SPRINGFIELD – Lawmakers advanced a measure that would require public elementary and high schools to include a unit of Native American history in their social studies curriculum, beginning with the 2024-2025 school year.
House Bill 1633 passed out of a Senate committee this week with a 10-3 vote after passing the House 75-32 last month. It now heads to the full Senate for consideration before it can head to Gov.
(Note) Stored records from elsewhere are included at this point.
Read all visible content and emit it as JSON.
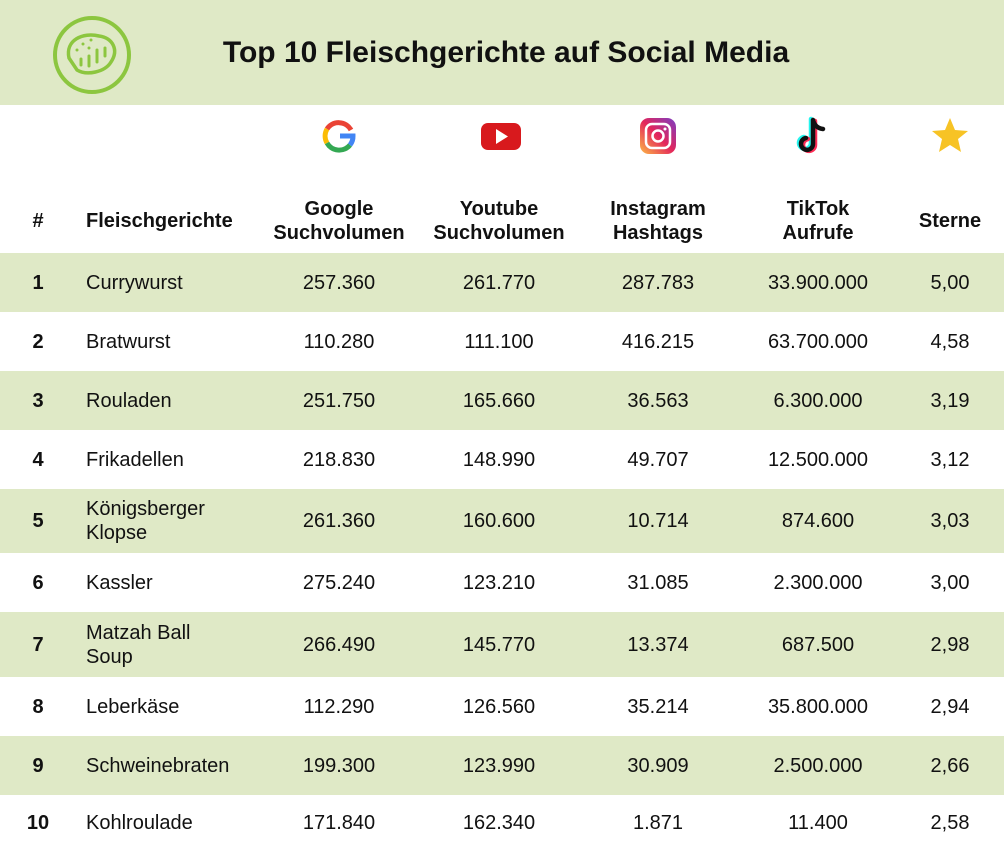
{
  "header": {
    "title": "Top 10 Fleischgerichte auf Social Media"
  },
  "table": {
    "headers": [
      [
        "#"
      ],
      [
        "Fleischgerichte"
      ],
      [
        "Google",
        "Suchvolumen"
      ],
      [
        "Youtube",
        "Suchvolumen"
      ],
      [
        "Instagram",
        "Hashtags"
      ],
      [
        "TikTok",
        "Aufrufe"
      ],
      [
        "Sterne"
      ]
    ],
    "rows": [
      [
        "1",
        "Currywurst",
        "257.360",
        "261.770",
        "287.783",
        "33.900.000",
        "5,00"
      ],
      [
        "2",
        "Bratwurst",
        "110.280",
        "111.100",
        "416.215",
        "63.700.000",
        "4,58"
      ],
      [
        "3",
        "Rouladen",
        "251.750",
        "165.660",
        "36.563",
        "6.300.000",
        "3,19"
      ],
      [
        "4",
        "Frikadellen",
        "218.830",
        "148.990",
        "49.707",
        "12.500.000",
        "3,12"
      ],
      [
        "5",
        "Königsberger Klopse",
        "261.360",
        "160.600",
        "10.714",
        "874.600",
        "3,03"
      ],
      [
        "6",
        "Kassler",
        "275.240",
        "123.210",
        "31.085",
        "2.300.000",
        "3,00"
      ],
      [
        "7",
        "Matzah Ball Soup",
        "266.490",
        "145.770",
        "13.374",
        "687.500",
        "2,98"
      ],
      [
        "8",
        "Leberkäse",
        "112.290",
        "126.560",
        "35.214",
        "35.800.000",
        "2,94"
      ],
      [
        "9",
        "Schweinebraten",
        "199.300",
        "123.990",
        "30.909",
        "2.500.000",
        "2,66"
      ],
      [
        "10",
        "Kohlroulade",
        "171.840",
        "162.340",
        "1.871",
        "11.400",
        "2,58"
      ]
    ]
  }
}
JB Pritzker.
The measure also requires the State Education Equity Committee, which provides recommendations for advancing equity in education, include a representative from an organization that works for “economic, educational, and social progress for Native Americans.”
According to Andrew Johnson, executive director of the Native American Chamber of Commerce of Illinois, the lack of Native American representation on the committee was a “serious oversight” that didn’t reflect the state’s diversity.
“This is one of the many examples where the lack of proper education has deprived our citizens of discovering the full extent of the complexity, interrelations and impact of the people who originally inhabited this land and who continue to live here today,” Johnson said in committee.
While the legislation does not actually create curriculum for the history course, it does specify the unit should include Native American contributions in “government and the arts, humanities, and sciences, as well as the contributions of Native Americans to the economic, cultural, social, and political development of their own nations and of the United States.”
The bill also requires the unit of instruction to include descriptions of large urban Native American populations in Illinois and, for grades 6 through 12, a section on the genocide of and discrimination against Native Americans.
While the Illinois State Board of Education would provide instructional materials and guidelines for the development of the curriculum, each school district would be required to develop it on their own. Additionally, each school board will have to determine the minimum amount of time that qualifies as a unit of instruction.
It was sponsored in the Senate by Sen. Suzy Glowiak Hilton, who said in committee that teaching the subject matter has been “overlooked for far too long.”
Joseph Rupnick, chairman for Prairie Band Potawatomi Nation, said in committee that Native Americans experience higher suicide rates because of cultural disconnection, alienation and pressure to assimilate. He added the inclusion of their history in school curriculum may help them feel further connected to their community and history.
According to the U.S. Centers for Disease Control and Prevention, the U.S. suicide rate increased 33 percent from 1999 to 2017. Over the same period, the suicide rate for American Indian or Alaska Native women increased by 139 percent and 71 percent for men.
“Integrating Native history in our education system will help discriminatory myths about Native Americans in an inclusive environment free of caricatures of our families, parodies of our tradition and words that diminish our worth,” Rupnick said.